Query Transformation
Before searching, the user's query can be reformulated for better retrieval. Techniques include:
- Query expansion: Adding related terms to capture broader relevant content.
- Hypothetical Document Embedding (HyDE): Generating a hypothetical answer first, then using its embedding to search for real documents.
- Multi-query: Breaking a complex question into multiple sub-queries, each retrieving relevant documents.
Contextual Compression
Extracted chunks may contain irrelevant information. Contextual compression uses an LLM to extract only the portions of each chunk that are relevant to the query, producing cleaner context for the final generation step.
Building a RAG System: Practical Considerations
- Choose the right chunk size: Smaller chunks increase precision but may lose context. Larger chunks preserve context but may dilute relevance. Test different sizes for your data.
- Select appropriate embedding models: Models like OpenAI's text-embedding-3, Cohere's embed models, or open-source options like BGE and E5 each have trade-offs in quality, speed, and cost.
- Handle document updates: Build a pipeline that detects changes in source documents and updates the vector store accordingly.
- Evaluate retrieval quality: Measure retrieval precision and recall using test queries with known relevant documents.
- Monitor in production: Track answer quality, retrieval latency, and user feedback to continuously improve the system.
RAG Use Cases
- Customer support: Answer questions from product documentation and knowledge bases.
- Internal knowledge management: Help employees find information across company wikis, policies, and documents.
- Legal research: Search and summarize relevant case law and regulations.
- Healthcare: Retrieve relevant medical literature to support clinical decisions.
- E-commerce: Answer product questions using catalog data and reviews.
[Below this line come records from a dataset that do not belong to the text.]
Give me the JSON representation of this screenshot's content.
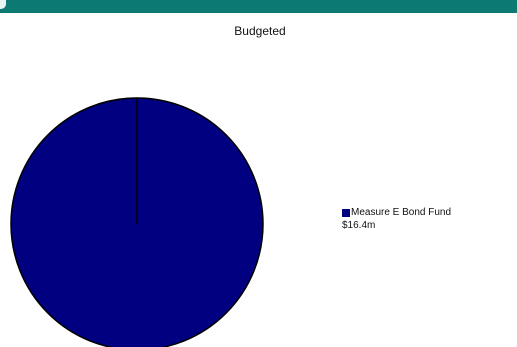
{
  "chart_data": {
    "type": "pie",
    "title": "Budgeted",
    "categories": [
      "Measure E Bond Fund"
    ],
    "values": [
      16.4
    ],
    "value_labels": [
      "$16.4m"
    ],
    "colors": [
      "#000080"
    ],
    "legend_placement": "right"
  },
  "theme": {
    "header_color": "#0c7a72",
    "slice_outline": "#000000"
  }
}
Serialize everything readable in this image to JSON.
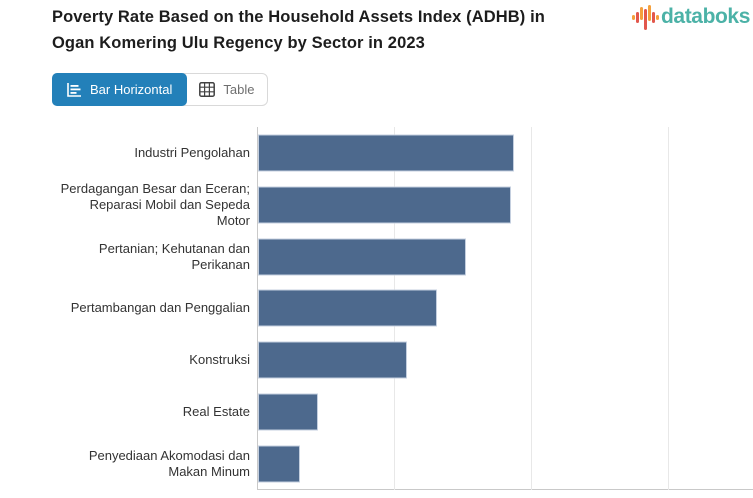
{
  "header": {
    "title": "Poverty Rate Based on the Household Assets Index (ADHB) in Ogan Komering Ulu Regency by Sector in 2023",
    "logo": {
      "text": "databoks"
    }
  },
  "tabs": [
    {
      "label": "Bar Horizontal",
      "icon": "bar-horizontal-icon",
      "active": true
    },
    {
      "label": "Table",
      "icon": "table-icon",
      "active": false
    }
  ],
  "colors": {
    "bar_fill": "#4d698d",
    "bar_border": "#c4cfdf",
    "active_tab": "#2380b9",
    "logo_teal": "#4cb2a7",
    "logo_orange": "#f5a03c",
    "logo_red": "#e2574c",
    "gridline": "#e8e8e8",
    "axis_line": "#c9c9c9"
  },
  "chart_data": {
    "type": "bar",
    "orientation": "horizontal",
    "title": "Poverty Rate Based on the Household Assets Index (ADHB) in Ogan Komering Ulu Regency by Sector in 2023",
    "categories": [
      "Industri Pengolahan",
      "Perdagangan Besar dan Eceran; Reparasi Mobil dan Sepeda Motor",
      "Pertanian; Kehutanan dan Perikanan",
      "Pertambangan dan Penggalian",
      "Konstruksi",
      "Real Estate",
      "Penyediaan Akomodasi dan Makan Minum"
    ],
    "values": [
      18.7,
      18.5,
      15.2,
      13.1,
      10.9,
      4.4,
      3.1
    ],
    "xlabel": "",
    "ylabel": "",
    "xlim": [
      0,
      36.2
    ],
    "gridline_values": [
      10,
      20,
      30
    ],
    "grid": "vertical",
    "legend": "none",
    "value_labels_shown": false,
    "axis_tick_labels_visible": false
  }
}
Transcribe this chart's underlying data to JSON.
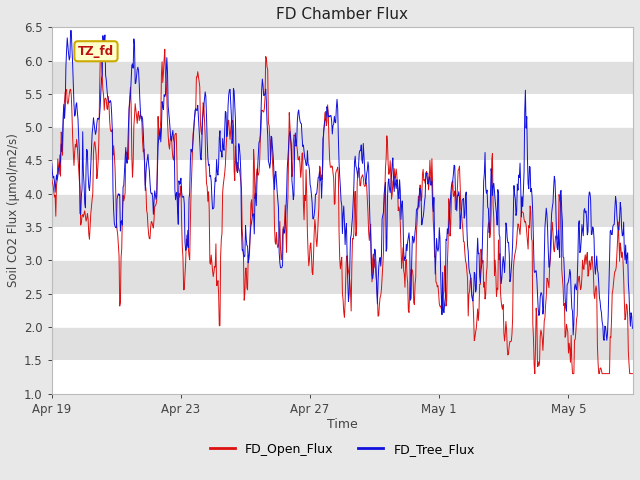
{
  "title": "FD Chamber Flux",
  "xlabel": "Time",
  "ylabel": "Soil CO2 Flux (μmol/m2/s)",
  "ylim": [
    1.0,
    6.5
  ],
  "yticks": [
    1.0,
    1.5,
    2.0,
    2.5,
    3.0,
    3.5,
    4.0,
    4.5,
    5.0,
    5.5,
    6.0,
    6.5
  ],
  "line1_label": "FD_Open_Flux",
  "line1_color": "#dd1111",
  "line2_label": "FD_Tree_Flux",
  "line2_color": "#1111dd",
  "annotation_text": "TZ_fd",
  "fig_bg": "#e8e8e8",
  "band_colors": [
    "#ffffff",
    "#e0e0e0"
  ],
  "seed": 12345
}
Ekolsoft builds RAG-powered solutions that connect business data to AI assistants, enabling organizations to deploy intelligent chatbots and search systems grounded in their own information.
RAG vs Fine-Tuning
RAG and fine-tuning are complementary but serve different purposes. RAG is ideal when you need the AI to access specific, frequently updated information. Fine-tuning is better when you need the model to adopt a particular style, format, or behavior. Many production systems use both approaches together.
RAG bridges the gap between general AI knowledge and your specific business data, making LLMs truly useful for enterprise applications.